Naomi Comte Me chamam Naomi, mas nem me Conte. Nasci na fronteira, lá me criei, e tarde um pouco vim ver o tão falado mar do Rio de Janeiro, não voltei. Entre letras e números passo o meu tempo, um livro já publiquei, sobre mulheres lésbicas muitas, de todas as classes, de todas as cores. Admiradora, entre tantos, de Cristina Peri Rossi e João Gilberto Noll.
Dos infortúnios
E
squece minha última mensagem, minhas flores, meus telefonemas, as palavras mal escritas, todas as letras do meu nome, era mesmo tudo confusão, eu nem sei porque insisti com você, afinal você estava no seu canto, a salvo do mundo com um marido do lado e três filhos pra criar, e depois aquele beijo, o motel, aconteceu porque tinha que acontecer, embora você tenha essa insistência infantil em dizer que não é gay, que você não gosta de mulher, em rotular tudo, rótulo cai bem em garrafa, discurso vagabundo esse, e de vagabunda me basto, fico eu aqui me masturbando com você na minha cabeça, no meu chuveiro, atrás da porta e você aí deitadinha com o maridão, ameba inóspita, é a merda, a mais pura merda isso tudo, eu dando a bunda e sangrando sozinha.
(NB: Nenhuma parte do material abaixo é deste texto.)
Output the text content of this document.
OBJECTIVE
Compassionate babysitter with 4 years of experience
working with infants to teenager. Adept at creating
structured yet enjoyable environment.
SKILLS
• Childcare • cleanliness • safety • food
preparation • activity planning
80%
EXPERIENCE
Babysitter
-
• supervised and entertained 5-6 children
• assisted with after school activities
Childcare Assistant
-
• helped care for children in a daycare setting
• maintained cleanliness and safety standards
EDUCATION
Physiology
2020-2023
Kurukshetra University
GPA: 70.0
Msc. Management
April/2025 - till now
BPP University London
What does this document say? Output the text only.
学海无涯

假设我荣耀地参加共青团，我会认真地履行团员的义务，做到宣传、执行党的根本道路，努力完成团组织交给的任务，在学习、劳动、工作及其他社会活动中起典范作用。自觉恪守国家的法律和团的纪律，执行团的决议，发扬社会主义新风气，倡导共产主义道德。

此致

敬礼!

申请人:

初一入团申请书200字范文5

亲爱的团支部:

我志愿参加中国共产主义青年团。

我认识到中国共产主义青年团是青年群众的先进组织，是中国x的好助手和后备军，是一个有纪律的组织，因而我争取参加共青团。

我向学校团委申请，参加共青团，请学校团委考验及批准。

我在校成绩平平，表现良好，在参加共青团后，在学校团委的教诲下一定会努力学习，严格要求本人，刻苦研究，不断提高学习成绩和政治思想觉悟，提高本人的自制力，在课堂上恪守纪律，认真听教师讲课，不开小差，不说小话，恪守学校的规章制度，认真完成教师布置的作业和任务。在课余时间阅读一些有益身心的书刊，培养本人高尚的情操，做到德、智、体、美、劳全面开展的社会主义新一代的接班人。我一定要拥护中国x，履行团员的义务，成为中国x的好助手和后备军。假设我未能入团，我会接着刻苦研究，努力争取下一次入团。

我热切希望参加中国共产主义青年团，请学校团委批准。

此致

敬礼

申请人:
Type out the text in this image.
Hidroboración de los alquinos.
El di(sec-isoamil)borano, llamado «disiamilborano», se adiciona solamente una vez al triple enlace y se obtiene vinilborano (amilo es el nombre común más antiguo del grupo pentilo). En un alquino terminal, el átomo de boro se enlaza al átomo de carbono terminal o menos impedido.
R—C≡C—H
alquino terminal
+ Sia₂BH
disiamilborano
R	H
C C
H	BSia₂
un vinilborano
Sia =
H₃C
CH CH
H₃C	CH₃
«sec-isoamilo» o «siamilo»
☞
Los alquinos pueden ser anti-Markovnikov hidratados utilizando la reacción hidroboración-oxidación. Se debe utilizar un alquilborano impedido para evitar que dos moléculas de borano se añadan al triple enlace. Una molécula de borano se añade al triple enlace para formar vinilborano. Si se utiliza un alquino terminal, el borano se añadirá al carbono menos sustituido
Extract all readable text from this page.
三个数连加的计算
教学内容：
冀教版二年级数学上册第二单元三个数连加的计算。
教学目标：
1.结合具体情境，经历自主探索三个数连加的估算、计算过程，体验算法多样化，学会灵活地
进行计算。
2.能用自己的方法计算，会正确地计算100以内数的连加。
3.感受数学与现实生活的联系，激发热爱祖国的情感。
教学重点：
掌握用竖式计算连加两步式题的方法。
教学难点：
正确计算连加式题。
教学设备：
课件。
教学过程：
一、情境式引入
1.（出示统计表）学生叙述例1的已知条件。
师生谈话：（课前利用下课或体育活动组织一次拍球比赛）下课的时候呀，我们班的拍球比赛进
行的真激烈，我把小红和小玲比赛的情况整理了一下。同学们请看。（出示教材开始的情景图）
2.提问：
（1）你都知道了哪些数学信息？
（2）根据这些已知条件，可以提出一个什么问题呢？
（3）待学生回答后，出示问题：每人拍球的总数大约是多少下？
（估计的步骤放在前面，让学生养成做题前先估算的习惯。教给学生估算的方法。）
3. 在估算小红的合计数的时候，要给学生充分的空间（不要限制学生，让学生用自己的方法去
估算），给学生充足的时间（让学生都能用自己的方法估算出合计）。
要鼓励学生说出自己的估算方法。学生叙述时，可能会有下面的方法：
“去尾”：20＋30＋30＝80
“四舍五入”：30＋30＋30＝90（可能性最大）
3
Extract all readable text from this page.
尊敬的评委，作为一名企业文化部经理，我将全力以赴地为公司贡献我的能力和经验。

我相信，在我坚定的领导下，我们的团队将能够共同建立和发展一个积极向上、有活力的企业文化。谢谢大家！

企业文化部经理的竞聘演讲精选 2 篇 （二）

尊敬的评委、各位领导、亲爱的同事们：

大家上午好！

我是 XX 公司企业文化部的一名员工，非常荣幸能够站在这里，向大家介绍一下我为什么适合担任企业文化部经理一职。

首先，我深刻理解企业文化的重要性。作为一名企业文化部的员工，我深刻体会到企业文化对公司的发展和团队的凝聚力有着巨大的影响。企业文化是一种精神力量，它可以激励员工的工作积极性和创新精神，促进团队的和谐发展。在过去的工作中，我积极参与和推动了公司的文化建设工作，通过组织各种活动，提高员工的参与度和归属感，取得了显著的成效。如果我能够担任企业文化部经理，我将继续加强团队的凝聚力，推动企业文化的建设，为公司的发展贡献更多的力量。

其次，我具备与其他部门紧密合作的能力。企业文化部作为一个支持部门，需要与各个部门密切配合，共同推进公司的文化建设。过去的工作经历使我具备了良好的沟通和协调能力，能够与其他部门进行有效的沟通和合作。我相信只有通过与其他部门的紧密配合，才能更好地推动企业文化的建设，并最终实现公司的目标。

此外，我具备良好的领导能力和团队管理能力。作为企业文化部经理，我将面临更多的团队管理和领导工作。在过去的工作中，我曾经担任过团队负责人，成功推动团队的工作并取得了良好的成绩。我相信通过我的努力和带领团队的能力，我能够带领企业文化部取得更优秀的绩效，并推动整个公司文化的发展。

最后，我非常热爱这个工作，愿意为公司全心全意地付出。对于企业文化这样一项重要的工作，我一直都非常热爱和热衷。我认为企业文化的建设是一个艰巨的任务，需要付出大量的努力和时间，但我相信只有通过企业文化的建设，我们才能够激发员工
E a carta pelo correio, foi covardia, pura covardia, linda covardia de tão bem escrita, todas as vírgulas, pontos, letras e palavras dispostas ao acaso, um desarrumado todo arrumado que aumentou meu frio na barriga, minha vontade, meu desejo e saí pra rua nessa noite, sem eira nem beira, caçando mesmo, te caçando em outras, bicho machucado na noite, e bebi todas as vontades, as faltas, tudo que não tive, e te bebi amarga também, e arrebentei a porta da tua casa, e te mostrei o caminho da rua, as avenidas e suas bifurcações, e meti a língua na tua boca casta, no teu peito morto de tanto descaso, chafurdei contigo uma noite inteira e acordei ressaca.